McLean stood back to let her get a better look at Emma's graduation photograph where he had taped it alongside Audrey Carpenter, Kate McKenzie and Trisha Lubkin. The door banged open again, and DC MacBride's back appeared, followed by the rest of him bearing a tray with coffee and bacon butties.

'I got your message, sir. What's so important it can't wait... oh.' To his credit, the detective constable didn't drop the tray.

'Is Grumpy Bob here yet?' McLean asked, not wanting to get down to business until the whole team was there.

'I saw him coming in the front just now, should be here any minute. But sir. Em? What's going on?'

'She's missing. She didn't go home last night, and she didn't meet me in the pub when she was supposed to. She's not answering her mobile or pager.'

'I don't want to sound sceptical, sir, but what makes you think she's been... well... abducted?' DS Ritchie helped herself to one of the coffees and a brown-paper wrapped packet.

McLean paused, unsure quite how to proceed. He wanted to say 'He took my fiancée last time,' but somehow that wasn't going to make as much sense to anyone else as it did to him. DS MacBride would do as he was told, and Grumpy Bob had worked with him long enough to understand when not to ask those kind of questions. Ritchie, though, was perfectly right.

'At the moment it's a mixture of hunch and guesswork. She fits the profile of the other three victims closely enough and there's no other obvious reason for her disappearance. If I'm right then this is our best chance yet to catch whoever's doing this. If not and she turns up in an hour or two looking a bit sheepish, well I'll take whatever flak necessary.' He reached for a mug of coffee and bacon buttie to try and cover the shudder that ran through him.

'OK, so what do we need to eliminate? You've been to her flat, I take it?'

'Yup. And she's not out on call – that's how I found out she was missing. She could have gone up to Aberdeen, I guess. If there was a family emergency.'

'I'll make a couple of calls.' Ritchie turned to her desk and picked up her phone.

'What do you want me to do, sir?' MacBride asked.

'Go round the station, ask if anyone remembers seeing her. Speak to Needy. Last I saw her, Emma was taking some evidence down to the store. If we can get a time off the paperwork that gives us a starting point. She might even have told him where she was going next.'

'Needy's off sick, sir. He went home early yesterday. Flu apparently.'

'Bloody marvellous. Who's in archives today then?'

'PC Jones, I think. What about her car, sir?'

McLean was momentarily puzzled. 'What about it?'

'Should I get onto traffic, see if they can find it?'

'Good thinking. You know the registration?'

'SOC should have it, if she claims mileage.' He hurried off to his desk and started making calls.

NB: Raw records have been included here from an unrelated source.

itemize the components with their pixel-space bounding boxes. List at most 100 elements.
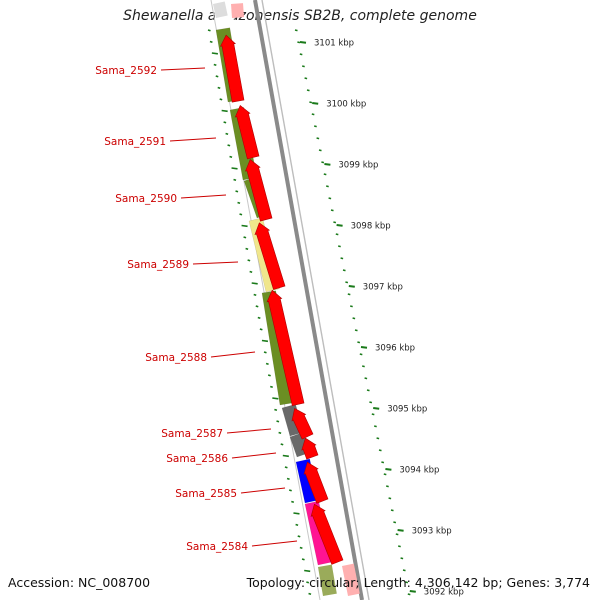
inner-tick-mark <box>249 270 253 274</box>
outer-tick-mark <box>359 353 363 356</box>
inner-tick-mark <box>301 558 305 561</box>
scale-label: 3093 kbp <box>412 527 452 537</box>
outer-tick-mark <box>376 437 380 440</box>
scale-label: 3099 kbp <box>338 161 378 171</box>
accession-text: Accession: NC_008700 <box>8 575 151 590</box>
outer-tick-mark <box>352 317 356 320</box>
inner-tick-mark <box>269 385 273 389</box>
inner-tick-mark <box>213 63 217 67</box>
inner-tick-mark <box>276 420 280 423</box>
inner-tick-mark <box>235 190 239 193</box>
outer-tick-mark <box>318 149 322 152</box>
scale-tick-mark <box>312 102 319 105</box>
inner-tick-mark <box>209 40 213 44</box>
outer-tick-mark <box>350 305 353 308</box>
inner-tick-mark <box>221 109 228 113</box>
outer-tick-mark <box>297 41 301 44</box>
inner-tick-mark <box>295 523 299 527</box>
gene-label-Sama_2587: Sama_2587 <box>161 428 223 440</box>
scale-label: 3092 kbp <box>424 588 464 598</box>
label-leader-Sama_2590 <box>180 194 227 199</box>
outer-tick-mark <box>302 65 305 68</box>
label-leader-Sama_2588 <box>210 351 256 358</box>
outer-tick-mark <box>357 341 361 344</box>
inner-tick-mark <box>211 52 218 55</box>
outer-tick-mark <box>338 245 341 248</box>
inner-tick-mark <box>272 397 279 400</box>
inner-tick-mark <box>265 362 269 366</box>
scale-tick-mark <box>385 468 392 471</box>
inner-tick-mark <box>239 213 243 216</box>
outer-tick-mark <box>342 269 346 272</box>
inner-tick-mark <box>229 155 233 159</box>
outer-tick-mark <box>364 377 368 380</box>
cds-arrow <box>291 408 314 440</box>
outer-tick-mark <box>321 161 325 164</box>
cds-arrow <box>254 222 286 290</box>
inner-tick-mark <box>267 374 271 377</box>
outer-tick-mark <box>335 233 339 236</box>
outer-tick-mark <box>304 77 308 80</box>
inner-tick-mark <box>251 282 258 285</box>
outer-tick-mark <box>314 125 317 128</box>
gene-label-Sama_2588: Sama_2588 <box>145 352 207 364</box>
outer-tick-mark <box>407 593 411 596</box>
outer-tick-mark <box>388 497 392 500</box>
inner-tick-mark <box>278 431 282 435</box>
scale-tick-mark <box>409 590 416 593</box>
label-leader-Sama_2585 <box>240 487 286 494</box>
label-leader-Sama_2584 <box>251 540 298 547</box>
scale-label: 3098 kbp <box>351 222 391 232</box>
outer-tick-mark <box>395 533 399 536</box>
backbone-line-inner <box>261 0 370 600</box>
cds-arrow <box>245 159 273 222</box>
label-leader-Sama_2586 <box>231 452 277 459</box>
inner-tick-mark <box>219 98 223 101</box>
gene-label-Sama_2592: Sama_2592 <box>95 65 157 77</box>
outer-tick-mark <box>371 413 375 416</box>
inner-tick-mark <box>291 500 295 504</box>
inner-tick-mark <box>243 236 247 239</box>
outer-tick-mark <box>402 569 406 572</box>
outer-tick-mark <box>366 389 370 392</box>
inner-tick-mark <box>253 293 257 297</box>
outer-tick-mark <box>333 221 337 224</box>
inner-tick-mark <box>304 569 311 573</box>
outer-tick-mark <box>294 29 298 32</box>
inner-tick-mark <box>257 316 261 320</box>
cds-arrow <box>234 105 260 160</box>
scale-tick-mark <box>373 407 380 410</box>
scale-label: 3096 kbp <box>375 344 415 354</box>
inner-tick-mark <box>231 167 238 170</box>
inner-tick-mark <box>306 581 310 584</box>
inner-tick-mark <box>299 546 303 550</box>
cds-arrow <box>301 437 319 460</box>
scale-label: 3094 kbp <box>399 466 439 476</box>
inner-tick-mark <box>215 75 219 78</box>
map-title: Shewanella amazonensis SB2B, complete ge… <box>123 8 477 24</box>
gene-fragment-top <box>213 1 228 18</box>
cds-ring <box>219 3 360 596</box>
inner-tick-mark <box>227 144 231 147</box>
outer-tick-mark <box>330 209 334 212</box>
inner-tick-mark <box>261 339 269 343</box>
label-leader-Sama_2587 <box>226 428 272 434</box>
outer-tick-mark <box>340 257 344 260</box>
inner-tick-mark <box>280 443 284 446</box>
label-leader-Sama_2591 <box>169 137 217 142</box>
gene-label-Sama_2585: Sama_2585 <box>175 488 237 500</box>
outer-tick-mark <box>390 509 394 512</box>
gene-label-Sama_2590: Sama_2590 <box>115 193 177 205</box>
cds-arrow <box>266 289 305 407</box>
outer-tick-mark <box>354 329 358 332</box>
gene-label-Sama_2591: Sama_2591 <box>104 136 166 148</box>
outer-dotted-ticks <box>294 29 411 596</box>
outer-tick-mark <box>316 137 320 140</box>
inner-tick-mark <box>255 305 259 308</box>
outer-tick-mark <box>378 449 382 452</box>
outer-tick-mark <box>381 461 385 464</box>
outer-tick-mark <box>400 557 404 560</box>
outer-tick-mark <box>323 173 327 176</box>
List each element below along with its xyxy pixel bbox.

'You sure you know what you're doing, sir?'

McLean turned to see Grumpy Bob standing in the doorway, his eyes on the picture taped to the whiteboard.

'Nope.'

'You know what Dagwood's going to say about this.'

'Let's worry about that when it happens, eh?'

Grumpy Bob shrugged. 'You're the boss. Where do we go next?'

DS Ritchie dropped her phone handset back into its cradle. 'That was Emma's mother. She's not spoken to her all week. As far as she knows there's nothing unusual going on.'

'OK. So I think we can pretty much rule out an innocent explanation for Emma's disappearance. Anyone contacted the hospitals? Stuart, anything from traffic on the car?'

MacBride was still talking on the phone and held up his hand for a moment's peace. McLean stifled the urge to shout; everything was taking too long. Emma was out there somewhere and the longer it took to find her... He didn't want to think about it.